We put a lot of thought into parasocial interactions. It's honestly creepy how much they affect our brain. Some of our main social circles are webfiction discord servers, and we're always super conscious that some part of our brain goes "notice me, senpai!" towards authors (and youtubers, streamers, etc.). It can be hard to just act normal when we look up to them and know they probably gotta deal with a lot of unwanted attention.
It's also the case here: a part of our brain lit up and went "jae noticed us!". But we're not trying to get your attention. You are just Some Guy and we think we have some useful advice / experiences we can share (we hope we aren't overstepping. And sorry for this long-ass comment!).
It is deeply ironic, but you might have an easier time connecting to other beings outside of Cohost. Somewhere you don't have to worry about running the place and keeping up a "customer service" public face. You might also find it easier to make friends in physical spaces if those are accessible to you. We saw plenty of folks giving advice here on how to go about that ^^
A lot of our friends we've made through small, private friend/family/polycule chats, or when a friend explicitly invites us to meet one of their friends.
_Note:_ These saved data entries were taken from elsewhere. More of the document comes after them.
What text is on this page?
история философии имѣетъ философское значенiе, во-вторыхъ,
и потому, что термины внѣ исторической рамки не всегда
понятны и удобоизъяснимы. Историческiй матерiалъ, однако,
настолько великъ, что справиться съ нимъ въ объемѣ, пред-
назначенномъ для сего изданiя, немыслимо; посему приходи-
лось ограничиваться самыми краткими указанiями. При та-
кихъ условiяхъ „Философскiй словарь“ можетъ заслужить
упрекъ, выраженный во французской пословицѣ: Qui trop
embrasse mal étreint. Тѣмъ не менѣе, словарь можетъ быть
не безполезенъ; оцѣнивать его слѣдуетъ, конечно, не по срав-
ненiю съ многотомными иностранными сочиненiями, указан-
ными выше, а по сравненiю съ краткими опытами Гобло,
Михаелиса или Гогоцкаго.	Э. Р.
If no one you already know wants to play Lancer with you, you can always ask those beings to ask their friends. Heck, you can always tell your loved ones that you wanna make new friends, and ask if they'll present you their friends. We don't know anything about you; maybe you already know all their friends. But, the point we want to highlight is, the people who care about you think you are great, so they would probably be more than happy to present to you the other people they care about.
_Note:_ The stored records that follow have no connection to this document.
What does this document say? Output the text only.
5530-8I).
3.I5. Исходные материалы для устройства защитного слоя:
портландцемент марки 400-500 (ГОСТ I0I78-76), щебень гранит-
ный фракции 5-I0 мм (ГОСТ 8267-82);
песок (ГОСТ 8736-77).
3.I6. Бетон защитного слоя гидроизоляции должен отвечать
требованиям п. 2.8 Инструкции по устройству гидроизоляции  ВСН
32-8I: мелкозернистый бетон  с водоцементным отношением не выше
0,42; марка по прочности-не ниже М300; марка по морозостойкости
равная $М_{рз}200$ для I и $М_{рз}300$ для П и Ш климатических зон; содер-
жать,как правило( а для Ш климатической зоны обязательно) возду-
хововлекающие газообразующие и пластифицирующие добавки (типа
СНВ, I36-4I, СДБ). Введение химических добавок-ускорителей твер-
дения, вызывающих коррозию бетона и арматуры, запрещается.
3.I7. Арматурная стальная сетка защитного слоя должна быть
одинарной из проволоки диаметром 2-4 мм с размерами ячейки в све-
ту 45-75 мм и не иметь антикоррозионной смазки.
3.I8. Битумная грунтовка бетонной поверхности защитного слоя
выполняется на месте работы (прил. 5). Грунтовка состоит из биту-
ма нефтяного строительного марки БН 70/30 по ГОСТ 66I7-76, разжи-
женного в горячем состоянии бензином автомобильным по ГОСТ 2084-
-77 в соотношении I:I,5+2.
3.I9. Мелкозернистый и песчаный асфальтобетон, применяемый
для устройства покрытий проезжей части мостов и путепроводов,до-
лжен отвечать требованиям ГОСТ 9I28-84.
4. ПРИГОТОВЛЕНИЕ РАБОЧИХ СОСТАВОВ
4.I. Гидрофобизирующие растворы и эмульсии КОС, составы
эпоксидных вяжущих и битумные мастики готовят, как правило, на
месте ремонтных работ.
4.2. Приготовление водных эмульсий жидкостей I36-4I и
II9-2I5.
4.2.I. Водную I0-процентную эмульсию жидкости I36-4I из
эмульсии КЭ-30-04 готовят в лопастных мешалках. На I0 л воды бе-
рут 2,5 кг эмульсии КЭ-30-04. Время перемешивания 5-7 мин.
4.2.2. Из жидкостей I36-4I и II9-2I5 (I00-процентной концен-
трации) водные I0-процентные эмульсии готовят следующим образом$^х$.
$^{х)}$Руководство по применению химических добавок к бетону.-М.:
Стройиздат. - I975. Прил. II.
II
We were pretty bad at making friends in school and college; most of our friends approached us, or were groupmates for some project. We've always felt a bit like the stray that people take home and adopt. Grew up isolated, bullied, so fragile, and we were always just so different to everyone else. Heck we haven't made any local friends because we're too afraid to leave our house.
Despite all that though, we've had plenty of opportunity to grow. And, well, meeting someone, be it online or offline, building a bond, any kind of bond, is nothing more than a dance (...we've never danced with anyone). Maybe you ask them out to dance, maybe they ask you. You figure out how each other moves, figure out boundaries, make missteps, correct and adjust to each other's needs, and simply try to have a good time. There is no need to have everything figured out from the get-go. Just, if someone catches your interest, don't fret over it and give them a hello ^^ If there's some perceived power imbalance at play, you can mutually figure it out, later. If things remain uncomfy or unhealthy, that's okay. Not every connection is meant to last. That doesn't make that connection a failure, it's okay to not be friends with someone and still appreciate what they brought into your life.
Ahm. As a last comment, we understand that the staff might want to be accessible and reachable for the Cohost userbase. We understand that in such a small team, everyone is effectively a spokesbeing for the project. But there's no need to put yourself in that list of people to follow if it makes you feel uneasy. Heck, maybe that list has outlived its stay and it'd be better for everyone to instead put a list of some of the most prominent tags. After all, tags are one of the main discoverability mechanisms, and the one folks migrating might struggle with most.